Au contraire, a expliqué Pascal Tsaty-Mabiala, cette opération risque d’être une source de conflit, en prenant le cas des districts d’Enyelé et de Liranga qui ont vu doubler leur corps électoral.

« Comment expliquer que le district d’Enyelé, par exemple, ait 28 012 électeurs pour une population en 2007 de 21 193 habitants ? En réalité, pour atteindre ce corps électoral en 2013, Enyelé doit avoir entre 52 000 et 58 000 habitants. Le district de Liranga présente un corps électoral de 17 139 électeurs pour une population en 2007 de 11 287 habitants », a-t-il déclaré.

« En conséquence de cette attitude du pouvoir qui sonne la rupture du dialogue auquel nous sommes si fortement attachés, l’Upads a décidé de ne pas prendre part à cette dernière opération qui s’apparente à un passage en force et a instruit tous ces délégués nationaux et locaux de s’y conformer », a-t-il conclu.

Le premier secrétaire de l’Upads a rappelé que, généralement et par principe d’obligation de résultats, on définit les modalités de mise en œuvre des résolutions et recommandations à l’issue d’une concertation politique. Ces modalités, a-t-il poursuivi, sont assises sur un chronogramme respectant un ordre de priorités cohérent permettant d’atteindre les objectifs convenus.

Selon lui, les conclusions et recommandations de Dolisie, à l’exception du recensement administratif spécial lui-même très controversé, n’ont jamais fait l’objet d’une réflexion sur leur mise en œuvre ou mieux, n’ont jamais fait l’objet d’une approbation en conseil de ministres.

À titre d’exemple, il a cité : la mise en place de la Commission nationale d'organisation des élections (Conel) en organe permanent jouissant d’une autonomie administrative et financière ; le renforcement des conditions de délivrance des procurations ; la détermination de modalités plus efficaces de distribution des cartes d’électeur ; l’établissement des cartes d’électeur biométriques avec photos ; l’application effective de la loi sur les partis politiques ; la promulgation sans délai de la loi sur le financement des campagnes électorales ; enfin, l’introduction dans la législation nationale de l’usage du bulletin unique.
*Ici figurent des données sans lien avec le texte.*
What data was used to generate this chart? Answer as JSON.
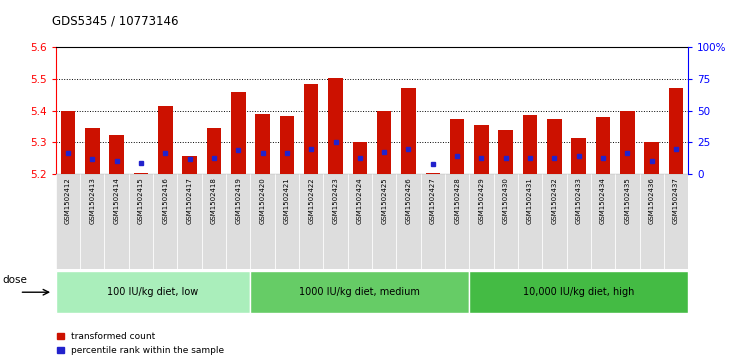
{
  "title": "GDS5345 / 10773146",
  "samples": [
    "GSM1502412",
    "GSM1502413",
    "GSM1502414",
    "GSM1502415",
    "GSM1502416",
    "GSM1502417",
    "GSM1502418",
    "GSM1502419",
    "GSM1502420",
    "GSM1502421",
    "GSM1502422",
    "GSM1502423",
    "GSM1502424",
    "GSM1502425",
    "GSM1502426",
    "GSM1502427",
    "GSM1502428",
    "GSM1502429",
    "GSM1502430",
    "GSM1502431",
    "GSM1502432",
    "GSM1502433",
    "GSM1502434",
    "GSM1502435",
    "GSM1502436",
    "GSM1502437"
  ],
  "bar_tops": [
    5.4,
    5.345,
    5.323,
    5.205,
    5.415,
    5.257,
    5.345,
    5.46,
    5.39,
    5.383,
    5.483,
    5.503,
    5.303,
    5.4,
    5.47,
    5.205,
    5.373,
    5.355,
    5.34,
    5.385,
    5.375,
    5.313,
    5.38,
    5.4,
    5.303,
    5.47
  ],
  "blue_positions": [
    5.268,
    5.248,
    5.243,
    5.235,
    5.267,
    5.247,
    5.252,
    5.277,
    5.267,
    5.267,
    5.278,
    5.302,
    5.252,
    5.27,
    5.278,
    5.232,
    5.258,
    5.25,
    5.25,
    5.25,
    5.25,
    5.258,
    5.25,
    5.267,
    5.243,
    5.278
  ],
  "y_min": 5.2,
  "y_max": 5.6,
  "bar_color": "#cc1100",
  "blue_color": "#2222cc",
  "groups": [
    {
      "label": "100 IU/kg diet, low",
      "start": 0,
      "end": 8
    },
    {
      "label": "1000 IU/kg diet, medium",
      "start": 8,
      "end": 17
    },
    {
      "label": "10,000 IU/kg diet, high",
      "start": 17,
      "end": 26
    }
  ],
  "group_colors": [
    "#aaeebb",
    "#66cc66",
    "#44bb44"
  ],
  "legend_labels": [
    "transformed count",
    "percentile rank within the sample"
  ],
  "legend_colors": [
    "#cc1100",
    "#2222cc"
  ],
  "dose_label": "dose",
  "right_yticks": [
    0,
    25,
    50,
    75,
    100
  ],
  "right_ytick_labels": [
    "0",
    "25",
    "50",
    "75",
    "100%"
  ],
  "left_yticks": [
    5.2,
    5.3,
    5.4,
    5.5,
    5.6
  ],
  "gridline_y": [
    5.3,
    5.4,
    5.5
  ]
}
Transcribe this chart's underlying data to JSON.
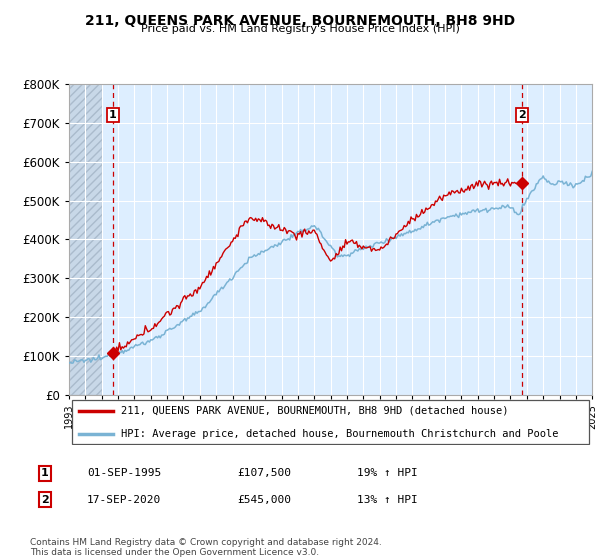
{
  "title": "211, QUEENS PARK AVENUE, BOURNEMOUTH, BH8 9HD",
  "subtitle": "Price paid vs. HM Land Registry's House Price Index (HPI)",
  "ylim": [
    0,
    800000
  ],
  "ytick_labels": [
    "£0",
    "£100K",
    "£200K",
    "£300K",
    "£400K",
    "£500K",
    "£600K",
    "£700K",
    "£800K"
  ],
  "sale1_year": 1995.667,
  "sale1_value": 107500,
  "sale2_year": 2020.708,
  "sale2_value": 545000,
  "line_color_property": "#cc0000",
  "line_color_hpi": "#7ab3d4",
  "background_color": "#ddeeff",
  "hatch_color": "#bbccdd",
  "grid_color": "#ffffff",
  "legend_entry1": "211, QUEENS PARK AVENUE, BOURNEMOUTH, BH8 9HD (detached house)",
  "legend_entry2": "HPI: Average price, detached house, Bournemouth Christchurch and Poole",
  "table_row1": [
    "1",
    "01-SEP-1995",
    "£107,500",
    "19% ↑ HPI"
  ],
  "table_row2": [
    "2",
    "17-SEP-2020",
    "£545,000",
    "13% ↑ HPI"
  ],
  "footnote": "Contains HM Land Registry data © Crown copyright and database right 2024.\nThis data is licensed under the Open Government Licence v3.0.",
  "xstart_year": 1993,
  "xend_year": 2025
}
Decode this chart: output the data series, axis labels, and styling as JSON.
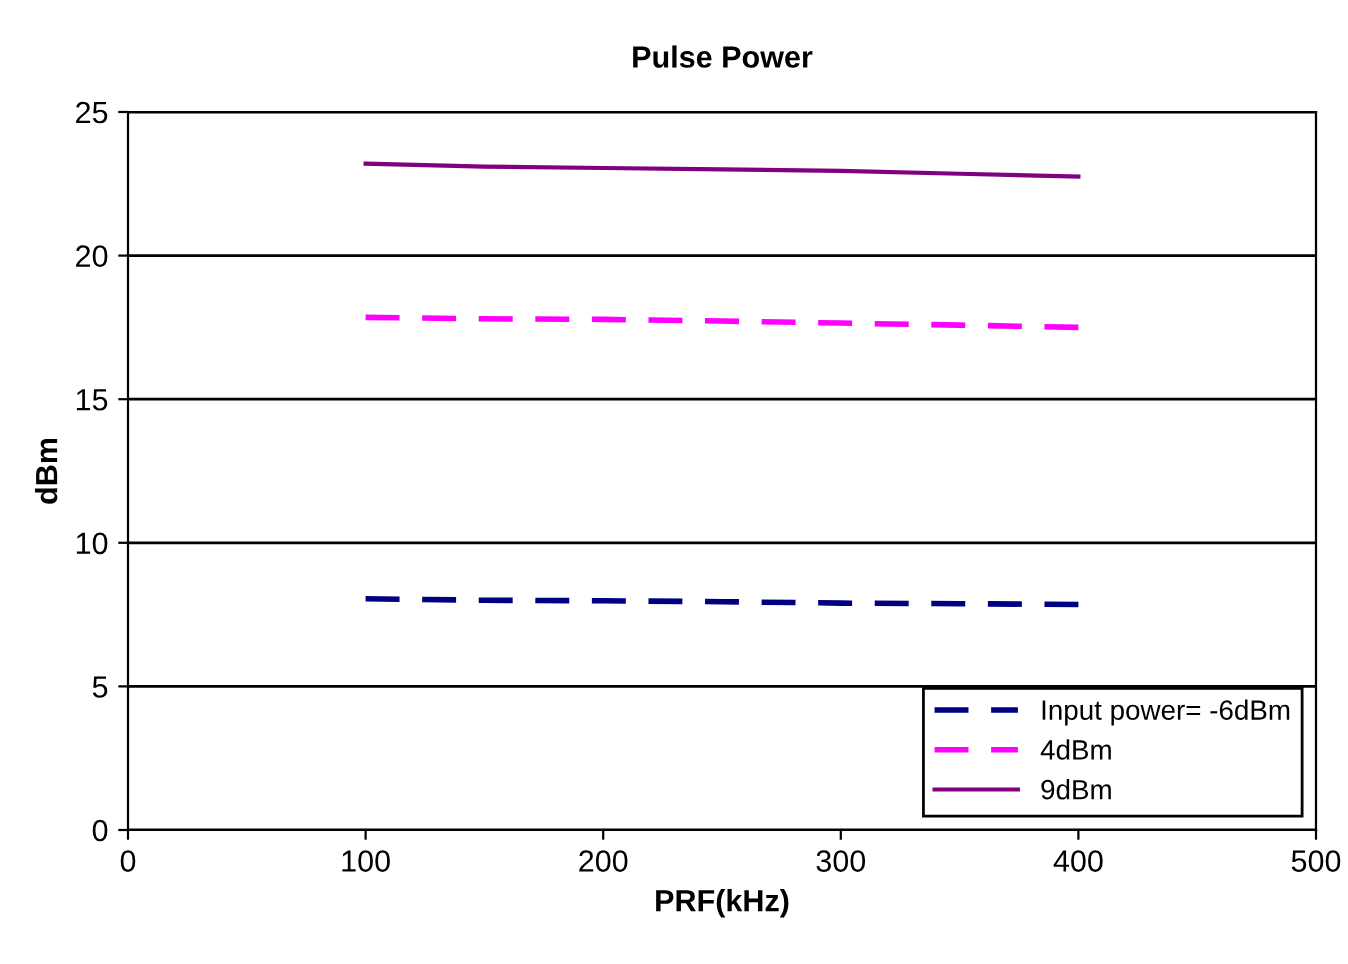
{
  "chart_data": {
    "type": "line",
    "title": "Pulse Power",
    "xlabel": "PRF(kHz)",
    "ylabel": "dBm",
    "x": [
      100,
      150,
      200,
      250,
      300,
      350,
      400
    ],
    "series": [
      {
        "name": "Input power= -6dBm",
        "color": "#000080",
        "line_style": "dotted",
        "values": [
          8.05,
          8.0,
          7.98,
          7.95,
          7.9,
          7.88,
          7.85
        ]
      },
      {
        "name": "4dBm",
        "color": "#ff00ff",
        "line_style": "dashed",
        "values": [
          17.85,
          17.8,
          17.78,
          17.72,
          17.65,
          17.58,
          17.5
        ]
      },
      {
        "name": "9dBm",
        "color": "#800080",
        "line_style": "solid",
        "values": [
          23.2,
          23.1,
          23.05,
          23.0,
          22.95,
          22.85,
          22.75
        ]
      }
    ],
    "xlim": [
      0,
      500
    ],
    "xticks": [
      0,
      100,
      200,
      300,
      400,
      500
    ],
    "ylim": [
      0,
      25
    ],
    "yticks": [
      0,
      5,
      10,
      15,
      20,
      25
    ],
    "grid": "y",
    "legend": "lower right",
    "marker": "none"
  }
}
Au regard de tout ceci, a fait remarquer Pascal Tsaty-Mabiala, l’Upads constate qu’à ce jour, c’est-à-dire près d’un an après Dolisie, c’est le statu quo. S’agissant de la Conel, il a fait état d’une rumeur selon laquelle, à titre transitoire, le bureau de coordination nationale du RAS, le bureau de son comité technique et les commissions locales présidées par les sous-préfets prépareraient et organiseraient les élections locales 2014.
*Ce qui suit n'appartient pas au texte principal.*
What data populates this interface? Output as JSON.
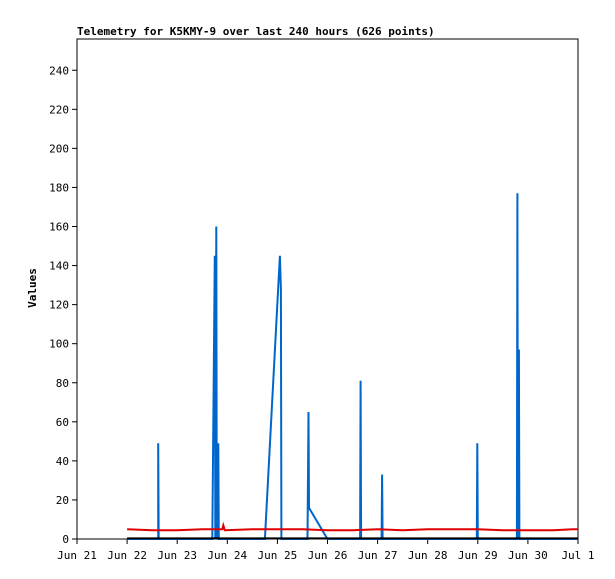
{
  "chart_data": {
    "type": "line",
    "title": "Telemetry for K5KMY-9 over last 240 hours (626 points)",
    "xlabel": "",
    "ylabel": "Values",
    "x_tick_labels": [
      "Jun 21",
      "Jun 22",
      "Jun 23",
      "Jun 24",
      "Jun 25",
      "Jun 26",
      "Jun 27",
      "Jun 28",
      "Jun 29",
      "Jun 30",
      "Jul 1"
    ],
    "xlim": [
      "Jun 21 00:00",
      "Jul 1 00:00"
    ],
    "y_ticks": [
      0,
      20,
      40,
      60,
      80,
      100,
      120,
      140,
      160,
      180,
      200,
      220,
      240
    ],
    "ylim": [
      0,
      256
    ],
    "grid": false,
    "legend": "none",
    "series": [
      {
        "color": "#0066cc",
        "points": [
          [
            1.0,
            0
          ],
          [
            1.62,
            0
          ],
          [
            1.62,
            49
          ],
          [
            1.63,
            0
          ],
          [
            2.7,
            0
          ],
          [
            2.75,
            145
          ],
          [
            2.76,
            0
          ],
          [
            2.78,
            160
          ],
          [
            2.79,
            0
          ],
          [
            2.82,
            49
          ],
          [
            2.83,
            0
          ],
          [
            3.75,
            0
          ],
          [
            4.05,
            145
          ],
          [
            4.07,
            128
          ],
          [
            4.08,
            0
          ],
          [
            4.6,
            0
          ],
          [
            4.62,
            65
          ],
          [
            4.63,
            16
          ],
          [
            5.0,
            0
          ],
          [
            5.65,
            0
          ],
          [
            5.66,
            81
          ],
          [
            5.67,
            0
          ],
          [
            6.08,
            0
          ],
          [
            6.09,
            33
          ],
          [
            6.1,
            0
          ],
          [
            7.98,
            0
          ],
          [
            7.99,
            49
          ],
          [
            8.0,
            0
          ],
          [
            8.78,
            0
          ],
          [
            8.79,
            177
          ],
          [
            8.8,
            0
          ],
          [
            8.82,
            97
          ],
          [
            8.83,
            0
          ],
          [
            10.0,
            0
          ]
        ]
      },
      {
        "color": "#dd0000",
        "points": [
          [
            1.0,
            5
          ],
          [
            1.5,
            4.5
          ],
          [
            2.0,
            4.5
          ],
          [
            2.5,
            5
          ],
          [
            2.9,
            5
          ],
          [
            2.92,
            7
          ],
          [
            2.95,
            4.5
          ],
          [
            3.5,
            5
          ],
          [
            4.0,
            5
          ],
          [
            4.5,
            5
          ],
          [
            5.0,
            4.5
          ],
          [
            5.5,
            4.5
          ],
          [
            6.0,
            5
          ],
          [
            6.5,
            4.5
          ],
          [
            7.0,
            5
          ],
          [
            7.5,
            5
          ],
          [
            8.0,
            5
          ],
          [
            8.5,
            4.5
          ],
          [
            9.0,
            4.5
          ],
          [
            9.5,
            4.5
          ],
          [
            9.9,
            5
          ],
          [
            10.0,
            5
          ]
        ]
      },
      {
        "color": "#000000",
        "points": [
          [
            1.0,
            0.3
          ],
          [
            10.0,
            0.3
          ]
        ]
      }
    ]
  }
}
Il a estimé que les structures mises en place pour organiser le recensement se verraient confier la préparation et l’organisation des élections locales simplement parce que le pouvoir refusait de mettre en place la commission électorale indépendante décidée consensuellement à la concertation de Dolisie.
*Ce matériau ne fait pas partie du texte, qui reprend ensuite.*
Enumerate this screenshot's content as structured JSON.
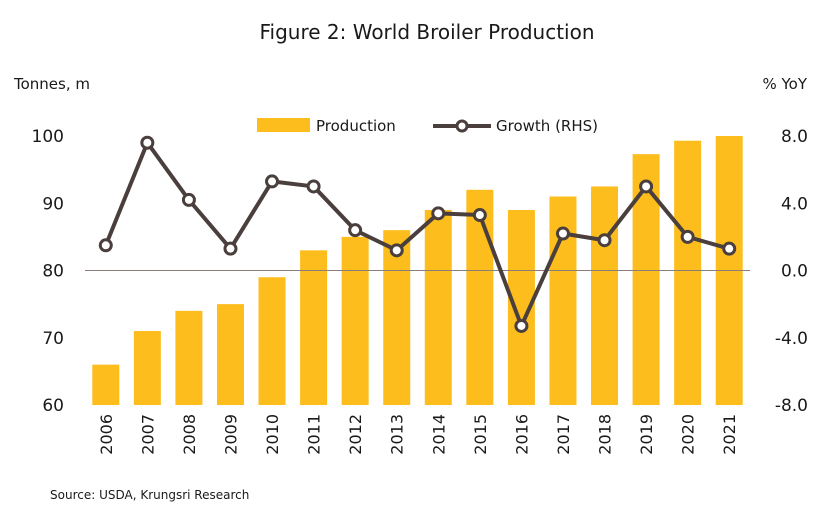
{
  "chart_data": {
    "type": "bar",
    "title": "Figure 2: World Broiler Production",
    "source": "Source: USDA, Krungsri Research",
    "y_left_label": "Tonnes, m",
    "y_right_label": "% YoY",
    "categories": [
      "2006",
      "2007",
      "2008",
      "2009",
      "2010",
      "2011",
      "2012",
      "2013",
      "2014",
      "2015",
      "2016",
      "2017",
      "2018",
      "2019",
      "2020",
      "2021"
    ],
    "y_left": {
      "min": 60,
      "max": 100,
      "ticks": [
        "60",
        "70",
        "80",
        "90",
        "100"
      ]
    },
    "y_right": {
      "min": -8,
      "max": 8,
      "ticks": [
        "-8.0",
        "-4.0",
        "0.0",
        "4.0",
        "8.0"
      ]
    },
    "legend": {
      "placement": "top-center"
    },
    "series": [
      {
        "name": "Production",
        "type": "bar",
        "axis": "left",
        "color": "#FDBE1D",
        "values": [
          66,
          71,
          74,
          75,
          79,
          83,
          85,
          86,
          89,
          92,
          89,
          91,
          92.5,
          97.3,
          99.3,
          100
        ]
      },
      {
        "name": "Growth (RHS)",
        "type": "line",
        "axis": "right",
        "color": "#4A3F3C",
        "values": [
          1.5,
          7.6,
          4.2,
          1.3,
          5.3,
          5.0,
          2.4,
          1.2,
          3.4,
          3.3,
          -3.3,
          2.2,
          1.8,
          5.0,
          2.0,
          1.3
        ]
      }
    ],
    "zero_line_color": "#8B7D78"
  }
}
L’Upads, qui a fait le choix d’une opposition responsable et républicaine l’éloignant de l’aventure, ne saurait pour autant vendre son âme en acceptant l’inacceptable. Il a, à cette occasion, rappelé au pouvoir que le respect des engagements solennels consensuellement pris à la concertation politique de Dolisie devant l’opinion nationale et internationale était un test de sa bonne foi et de sa réelle volonté de préserver la paix civile.